Alfred Hitchcock: A Crash Course
In the rebus-like language of his shots, in the wit of his storytelling, in the endless watchability of his films, Alfred Hitchcock is the movies for many people. Rebecca (1940) may be the most assured women’s pic ever made. The darkness-in-suburbia tensions of Shadow of a Doubt (1943) have serviced a million thrillers about serial killers in the family. And then there’s Psycho (1960), which ushered in our modern age of sensation by stabbing the era of sentiment to death in the shower.
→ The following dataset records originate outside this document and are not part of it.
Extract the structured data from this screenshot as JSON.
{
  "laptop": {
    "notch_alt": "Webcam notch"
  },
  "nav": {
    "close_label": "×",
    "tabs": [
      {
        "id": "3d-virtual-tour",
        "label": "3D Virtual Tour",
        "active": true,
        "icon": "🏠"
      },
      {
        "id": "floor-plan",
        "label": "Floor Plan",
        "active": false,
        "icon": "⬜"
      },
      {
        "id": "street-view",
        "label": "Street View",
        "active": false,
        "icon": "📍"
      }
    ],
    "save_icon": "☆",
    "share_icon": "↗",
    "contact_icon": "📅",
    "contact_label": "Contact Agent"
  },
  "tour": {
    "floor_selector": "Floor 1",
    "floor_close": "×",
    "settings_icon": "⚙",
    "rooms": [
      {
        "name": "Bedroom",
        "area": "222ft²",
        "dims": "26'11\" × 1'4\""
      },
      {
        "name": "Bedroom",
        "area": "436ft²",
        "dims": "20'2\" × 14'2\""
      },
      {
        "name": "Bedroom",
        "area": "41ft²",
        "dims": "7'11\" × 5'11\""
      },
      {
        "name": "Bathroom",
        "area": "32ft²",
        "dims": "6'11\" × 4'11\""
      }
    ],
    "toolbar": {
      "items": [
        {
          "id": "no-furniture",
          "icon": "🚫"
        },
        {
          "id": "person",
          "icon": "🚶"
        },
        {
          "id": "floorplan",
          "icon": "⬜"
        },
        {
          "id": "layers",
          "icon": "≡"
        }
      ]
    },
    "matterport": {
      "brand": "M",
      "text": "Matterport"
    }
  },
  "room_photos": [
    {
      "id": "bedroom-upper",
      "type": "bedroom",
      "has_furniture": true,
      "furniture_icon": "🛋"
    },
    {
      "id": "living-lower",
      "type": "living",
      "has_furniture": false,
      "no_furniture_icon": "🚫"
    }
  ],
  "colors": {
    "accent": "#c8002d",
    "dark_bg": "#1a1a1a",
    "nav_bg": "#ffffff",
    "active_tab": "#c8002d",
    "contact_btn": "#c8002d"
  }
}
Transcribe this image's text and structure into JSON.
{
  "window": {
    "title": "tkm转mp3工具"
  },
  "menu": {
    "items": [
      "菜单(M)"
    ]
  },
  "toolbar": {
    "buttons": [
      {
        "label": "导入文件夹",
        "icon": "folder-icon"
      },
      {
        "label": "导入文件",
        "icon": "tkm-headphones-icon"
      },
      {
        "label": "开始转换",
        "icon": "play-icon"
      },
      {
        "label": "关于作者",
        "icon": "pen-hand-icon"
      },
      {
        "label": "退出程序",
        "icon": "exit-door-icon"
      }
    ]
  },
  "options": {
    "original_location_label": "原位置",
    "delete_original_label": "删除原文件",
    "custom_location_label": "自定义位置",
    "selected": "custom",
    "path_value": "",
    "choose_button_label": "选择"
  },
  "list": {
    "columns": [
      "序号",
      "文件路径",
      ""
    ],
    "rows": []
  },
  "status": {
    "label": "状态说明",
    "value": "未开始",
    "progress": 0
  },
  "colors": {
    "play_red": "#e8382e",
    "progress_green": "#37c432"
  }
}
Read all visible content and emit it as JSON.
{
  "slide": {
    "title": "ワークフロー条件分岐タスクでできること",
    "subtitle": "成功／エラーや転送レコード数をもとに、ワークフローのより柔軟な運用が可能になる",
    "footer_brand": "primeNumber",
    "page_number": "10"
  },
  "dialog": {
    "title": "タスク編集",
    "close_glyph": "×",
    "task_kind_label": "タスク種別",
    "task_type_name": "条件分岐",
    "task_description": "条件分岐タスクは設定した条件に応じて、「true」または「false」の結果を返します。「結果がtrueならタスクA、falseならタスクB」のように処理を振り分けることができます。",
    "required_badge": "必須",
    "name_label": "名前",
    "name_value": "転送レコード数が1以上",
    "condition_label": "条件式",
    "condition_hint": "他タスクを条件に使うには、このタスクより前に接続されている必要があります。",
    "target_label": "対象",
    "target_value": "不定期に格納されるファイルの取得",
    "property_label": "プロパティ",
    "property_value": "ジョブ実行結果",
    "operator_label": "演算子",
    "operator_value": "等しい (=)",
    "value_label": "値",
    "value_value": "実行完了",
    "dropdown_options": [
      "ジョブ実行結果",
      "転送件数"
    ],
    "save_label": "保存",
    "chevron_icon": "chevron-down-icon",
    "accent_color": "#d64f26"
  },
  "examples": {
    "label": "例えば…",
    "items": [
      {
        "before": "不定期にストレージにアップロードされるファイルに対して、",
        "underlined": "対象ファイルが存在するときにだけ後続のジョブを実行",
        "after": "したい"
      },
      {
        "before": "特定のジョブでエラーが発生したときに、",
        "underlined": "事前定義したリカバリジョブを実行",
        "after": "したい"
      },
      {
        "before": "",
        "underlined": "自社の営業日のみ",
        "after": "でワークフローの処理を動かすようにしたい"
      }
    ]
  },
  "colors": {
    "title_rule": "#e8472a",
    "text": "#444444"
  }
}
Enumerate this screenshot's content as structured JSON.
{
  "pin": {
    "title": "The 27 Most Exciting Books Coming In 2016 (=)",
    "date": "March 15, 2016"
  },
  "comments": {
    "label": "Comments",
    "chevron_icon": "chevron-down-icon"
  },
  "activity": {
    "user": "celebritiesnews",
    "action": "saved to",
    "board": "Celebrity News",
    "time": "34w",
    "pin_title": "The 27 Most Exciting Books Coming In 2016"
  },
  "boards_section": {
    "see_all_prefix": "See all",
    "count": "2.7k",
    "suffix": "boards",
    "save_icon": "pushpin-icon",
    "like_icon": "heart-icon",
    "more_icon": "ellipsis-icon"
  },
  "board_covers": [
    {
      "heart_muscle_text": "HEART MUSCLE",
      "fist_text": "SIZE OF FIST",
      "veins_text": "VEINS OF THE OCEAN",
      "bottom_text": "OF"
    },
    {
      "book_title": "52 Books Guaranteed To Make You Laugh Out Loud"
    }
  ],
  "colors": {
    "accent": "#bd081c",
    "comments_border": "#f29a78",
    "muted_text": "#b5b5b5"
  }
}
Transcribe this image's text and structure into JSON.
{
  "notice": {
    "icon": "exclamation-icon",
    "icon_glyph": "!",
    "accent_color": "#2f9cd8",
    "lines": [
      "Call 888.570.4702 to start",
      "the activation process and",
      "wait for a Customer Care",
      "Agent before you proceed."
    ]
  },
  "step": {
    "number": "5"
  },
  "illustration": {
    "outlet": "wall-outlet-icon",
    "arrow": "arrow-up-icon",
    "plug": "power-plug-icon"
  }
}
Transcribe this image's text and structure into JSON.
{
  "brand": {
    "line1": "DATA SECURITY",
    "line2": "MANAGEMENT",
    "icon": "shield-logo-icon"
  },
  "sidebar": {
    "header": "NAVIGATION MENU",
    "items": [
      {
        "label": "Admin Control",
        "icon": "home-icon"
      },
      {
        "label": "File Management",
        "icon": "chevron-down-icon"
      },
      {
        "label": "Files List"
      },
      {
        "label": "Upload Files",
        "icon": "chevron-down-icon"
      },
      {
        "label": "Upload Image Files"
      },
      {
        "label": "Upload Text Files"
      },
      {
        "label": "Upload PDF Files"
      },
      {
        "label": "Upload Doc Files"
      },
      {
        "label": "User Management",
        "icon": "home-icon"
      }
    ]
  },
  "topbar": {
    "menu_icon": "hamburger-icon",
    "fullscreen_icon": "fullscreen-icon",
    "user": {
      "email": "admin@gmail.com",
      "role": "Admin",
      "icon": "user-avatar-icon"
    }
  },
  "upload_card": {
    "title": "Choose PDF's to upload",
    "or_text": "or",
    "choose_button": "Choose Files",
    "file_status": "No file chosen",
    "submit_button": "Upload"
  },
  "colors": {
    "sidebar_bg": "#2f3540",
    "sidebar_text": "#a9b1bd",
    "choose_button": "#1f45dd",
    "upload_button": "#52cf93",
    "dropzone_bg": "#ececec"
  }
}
The ’50s were the man’s decade, though. He kicked off his golden run with Strangers on a Train (1951), presciently based on Patricia Highsmith’s first novel and his clearest vision yet of how a nice, boring hero can get suckered in by an evil twin. There were dull patches and mere competence to follow, but there was also Rear Window (1954), Vertigo (1958), and North by Northwest (1959): the first a profound look into why we watch (movies, other people, anything), the second an unexpectedly personal tale of obsession, and the third the master’s greatest toy.
Wouldn’t it be wonderful to have them all in a box? Sorry, the lawyers say you can’t: Strangers and North are owned by Warner, while Universal controls Rear Window and Vertigo. So buy them individually—Lord knows, if any movies reward repeated viewing, it’s these. Just about all of Hitchcock’s oeuvre is available on DVD, from the low-end (LaserLight’s no-frills Hitchcock Collection puts 17 early British films in a box) to the mid-range (Universal’s two eight-disc Best of boxes haphazardly collect films great and lame, then throw in a few of the TV shows) to the high-end (Criterion Collection editions of Notorious, Rebecca, The 39 Steps, and The Lady Vanishes feature all the expected bells and whistles). But if you must start somewhere, start with those four ’50s classics—and work outward.